La Catedral maldita
El Ritual Prohibido
El antiguo convento de Santa Aurelia, con sus altos muros de piedra desgastados por el tiempo, se alzaba en la cima de una colina rodeada de neblina. Nadie osaba adentrarse en sus pasillos después de la medianoche, pues se decía que el espíritu de la madre superiora Clara aún vagaba entre las sombras.
Pero la hermana Magdalena y el padre Esteban necesitaban respuestas. Desde la muerte de la madre Clara, extrañas presencias se manifestaban en el convento: susurros en la noche, puertas que se cerraban solas, sombras que se movían sin dueño.
Aquella noche, armados con velas y un antiguo grimorio hallado en la biblioteca del convento, descendieron a la cripta.
—Padre, ¿está seguro de que esto es lo correcto? —preguntó Magdalena, acomodando su hábito con manos temblorosas.
—No lo sé, hermana —susurró Esteban—, pero necesitamos saber qué pasó con la madre Clara.
Encendieron las velas en círculo y el padre comenzó a leer en latín:
—Mater Clara, si tu espíritu aún mora en este lugar, manifiéstate…
El aire se volvió denso. Un frío antinatural recorrió la cripta. Las llamas titilaron como si fueran a extinguirse.
—Hermana, algo… algo no está bien.
Magdalena sintió un escalofrío en la nuca. Quiso hablar, pero su voz se ahogó cuando un susurro gutural resonó en la oscuridad:
—No debieron llamarme…
El círculo de velas se apagó de golpe. Un viento helado barrió la cripta.
Y entonces, lo vieron.
Una sombra gigantesca emergió del suelo, sus ojos rojos como brasas ardiendo en la penumbra. No era la madre Clara.
Era algo más.

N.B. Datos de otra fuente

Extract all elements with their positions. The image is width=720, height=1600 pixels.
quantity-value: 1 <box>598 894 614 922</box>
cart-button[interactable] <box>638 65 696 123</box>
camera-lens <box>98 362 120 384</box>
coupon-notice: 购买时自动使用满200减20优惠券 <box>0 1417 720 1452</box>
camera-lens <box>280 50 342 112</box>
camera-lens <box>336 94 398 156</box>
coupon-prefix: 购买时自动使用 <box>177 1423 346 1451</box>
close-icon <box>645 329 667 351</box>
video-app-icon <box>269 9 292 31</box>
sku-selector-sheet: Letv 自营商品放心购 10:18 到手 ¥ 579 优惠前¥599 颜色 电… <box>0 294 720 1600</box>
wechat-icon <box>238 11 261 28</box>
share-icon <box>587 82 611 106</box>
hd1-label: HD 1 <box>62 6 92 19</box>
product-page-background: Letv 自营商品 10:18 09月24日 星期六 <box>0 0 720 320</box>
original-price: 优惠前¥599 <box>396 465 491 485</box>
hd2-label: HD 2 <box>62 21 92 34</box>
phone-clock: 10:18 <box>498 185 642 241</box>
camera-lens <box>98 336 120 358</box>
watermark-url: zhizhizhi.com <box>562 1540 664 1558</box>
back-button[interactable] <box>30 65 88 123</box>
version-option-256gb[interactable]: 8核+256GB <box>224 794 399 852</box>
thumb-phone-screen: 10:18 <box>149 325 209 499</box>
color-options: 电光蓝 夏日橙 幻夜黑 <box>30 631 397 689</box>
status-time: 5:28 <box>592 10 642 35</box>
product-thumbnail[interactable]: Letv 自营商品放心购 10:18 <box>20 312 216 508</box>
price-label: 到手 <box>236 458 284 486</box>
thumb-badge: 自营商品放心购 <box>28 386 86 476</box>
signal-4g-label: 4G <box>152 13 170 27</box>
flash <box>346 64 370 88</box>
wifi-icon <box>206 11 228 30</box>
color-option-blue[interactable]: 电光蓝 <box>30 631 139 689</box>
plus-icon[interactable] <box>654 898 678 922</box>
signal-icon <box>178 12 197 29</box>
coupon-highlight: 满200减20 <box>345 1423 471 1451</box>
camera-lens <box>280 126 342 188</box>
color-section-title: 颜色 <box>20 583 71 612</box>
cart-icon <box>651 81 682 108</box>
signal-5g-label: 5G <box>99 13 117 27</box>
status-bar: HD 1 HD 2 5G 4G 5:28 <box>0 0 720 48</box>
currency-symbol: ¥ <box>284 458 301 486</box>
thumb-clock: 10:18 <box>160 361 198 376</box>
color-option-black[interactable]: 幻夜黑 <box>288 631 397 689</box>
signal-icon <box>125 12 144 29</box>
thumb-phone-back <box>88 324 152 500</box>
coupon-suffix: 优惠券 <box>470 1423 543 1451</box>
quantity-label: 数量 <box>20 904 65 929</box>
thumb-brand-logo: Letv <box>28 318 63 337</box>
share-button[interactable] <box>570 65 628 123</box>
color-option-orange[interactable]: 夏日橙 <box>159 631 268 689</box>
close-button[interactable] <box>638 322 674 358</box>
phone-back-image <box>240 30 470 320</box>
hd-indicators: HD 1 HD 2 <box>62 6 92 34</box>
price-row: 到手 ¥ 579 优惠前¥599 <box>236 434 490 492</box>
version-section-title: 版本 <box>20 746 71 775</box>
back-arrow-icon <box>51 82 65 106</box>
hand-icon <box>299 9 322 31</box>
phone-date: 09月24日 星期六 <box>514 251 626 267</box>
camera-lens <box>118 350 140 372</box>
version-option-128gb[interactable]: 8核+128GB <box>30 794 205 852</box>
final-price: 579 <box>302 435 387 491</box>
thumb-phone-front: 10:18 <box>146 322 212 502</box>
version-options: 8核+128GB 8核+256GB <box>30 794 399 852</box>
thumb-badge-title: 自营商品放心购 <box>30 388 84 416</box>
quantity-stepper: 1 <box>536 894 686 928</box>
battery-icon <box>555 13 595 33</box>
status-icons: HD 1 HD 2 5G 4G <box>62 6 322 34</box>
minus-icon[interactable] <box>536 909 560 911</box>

Algo mucho peor.
—¡Esto no es un espíritu! ¡Es una entidad demoníaca! —gritó Magdalena.
El padre alzó su crucifijo, pero la criatura se lanzó sobre él con una velocidad inhumana. Sus garras lo sujetaron del cuello y lo alzaron en el aire.
—Soy Anzaroth. Y ahora… soy libre.
Con un chasquido seco, el padre Esteban quedó inmóvil. La criatura lo arrojó contra la pared como si fuera un muñeco de trapo.
Magdalena intentó huir, pero Anzaroth se materializó frente a ella. Un aliento putrefacto rozó su rostro.
—Bendita entre los muertos…
Antes de que pudiera gritar, el demonio la envolvió en sus sombras. Magdalena sintió su cuerpo helarse, su alma desgarrarse…
Y entonces, todo se volvió oscuridad.